US-Armee verlegt mit Unterstützung der Bundeswehr eine Kampfbrigade nach Polen

11.01.17

Es sind keine 5000 US-Panzer, wie an einigen Stellen zu lesen ist, die derzeit auf deutschen Straßen gen Osten rollen, aber seit Ende vergangener Woche ist ein US-Kampfverband von Bremerhaven in eben dieser Richtung unterwegs. Das 3rd Armored Brigade Combat Team der 4. Infanteriedivision aus Fort Carson, Colorado verfügt an schwerem Gerät über 446 Kettenfahrzeuge und 907 Radfahrzeuge, darunter 87 Kampfpanzer, 144 Bradley-Schützenpanzer und 18 Paladin-Haubitzen, die auf dem Seeweg nach Deutschland geschafft werden. Die 3500 Soldaten kommen auf dem Luftweg und sollen zunächst in Polen stationiert werden.
Bei der Verlegung der US-Truppen nach Osten erhalten diese maßgebliche Unterstützung durch die Bundeswehr. Wie ein Vertreter von deren Streitkräftebasis, der für logistische und Führungsunterstützung zuständige Organisa- tionsbereich, mitteilte, werde sie als „militärischer Servicepartner“ der ausländischen Streitkräfte die Verlegung in und durch Deutschland übernehmen. Sie stelle für die US-Armee „Lagerkapazität und Betriebsstoffe, Unterkunft und Verpflegung, Instandsetzung, Trans- port- und Umschlagkapazitäten, Anlagen und Einrichtungen der Bundeswehr, Feldjägerunterstützung sowie die Transportsicherung innerhalb Deutschlands bereit“. Die Streitkräftebasis unterstützt auch bei der Routenplanung einschließlich aller Freigaben und Genehmigungen beteiligter Behörden.
Nach Angaben der Bundeswehr werden etwa 900 Waggons mit militärischem Material per Eisenbahn von Bremerhaven nach Polen gebracht. Bildlich gesprochen entspräche dies einer Gesamtzuglänge von zirka zehn Kilometern. Dazu kämen ungefähr 600 Frachtstücke, die ebenfalls per Bahn nach Polen transportiert würden. Direkt über die Straße von Bremerhaven nach Polen würden lediglich 40 Fahrzeuge bewegt werden.
Die Truppenverlegung ist Teil der US-Operation „Atlantic Resolve“, die durch rotierende Kräfte der Unterstützung der Nato-Partner im Osten des Bündnisgebiets dienen soll.
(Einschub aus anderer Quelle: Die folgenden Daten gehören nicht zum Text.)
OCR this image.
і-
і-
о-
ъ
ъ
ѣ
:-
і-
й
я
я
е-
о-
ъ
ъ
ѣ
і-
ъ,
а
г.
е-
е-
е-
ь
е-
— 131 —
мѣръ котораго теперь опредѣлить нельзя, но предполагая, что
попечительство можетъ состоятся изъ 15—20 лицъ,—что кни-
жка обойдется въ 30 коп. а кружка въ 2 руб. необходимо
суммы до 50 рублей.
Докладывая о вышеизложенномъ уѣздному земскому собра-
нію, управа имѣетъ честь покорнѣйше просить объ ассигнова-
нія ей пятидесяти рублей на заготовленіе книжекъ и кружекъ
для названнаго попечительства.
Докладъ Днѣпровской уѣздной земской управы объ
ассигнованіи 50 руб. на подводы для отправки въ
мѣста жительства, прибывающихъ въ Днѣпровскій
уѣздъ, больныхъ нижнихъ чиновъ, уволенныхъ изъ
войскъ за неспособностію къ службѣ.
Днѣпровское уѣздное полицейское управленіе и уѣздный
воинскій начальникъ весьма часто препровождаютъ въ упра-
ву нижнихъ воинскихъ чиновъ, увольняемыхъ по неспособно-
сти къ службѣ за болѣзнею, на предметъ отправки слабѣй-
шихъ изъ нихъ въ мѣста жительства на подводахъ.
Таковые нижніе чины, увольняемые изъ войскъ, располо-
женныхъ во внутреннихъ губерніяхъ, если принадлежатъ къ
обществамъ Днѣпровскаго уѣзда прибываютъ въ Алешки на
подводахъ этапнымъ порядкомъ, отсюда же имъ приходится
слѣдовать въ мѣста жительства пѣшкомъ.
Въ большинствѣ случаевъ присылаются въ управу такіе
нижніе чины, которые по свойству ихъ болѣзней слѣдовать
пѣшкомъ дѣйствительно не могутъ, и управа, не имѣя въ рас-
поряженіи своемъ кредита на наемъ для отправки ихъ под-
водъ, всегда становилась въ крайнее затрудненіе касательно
Sie ist aber keine Nato-Mission, sondern findet unter alleinigem Kommando der USA statt. Die Nato wird ab dem Frühjahr vier Kampfgruppen in Bataillonsstärke in Estland, Lettland, Litauen und Polen stationieren, die ebenfalls rotieren werden. Deutschland wird den Kern eines Bataillons in Litauen stellen und dafür zunächst Panzergrenadiere entsenden.    J.H.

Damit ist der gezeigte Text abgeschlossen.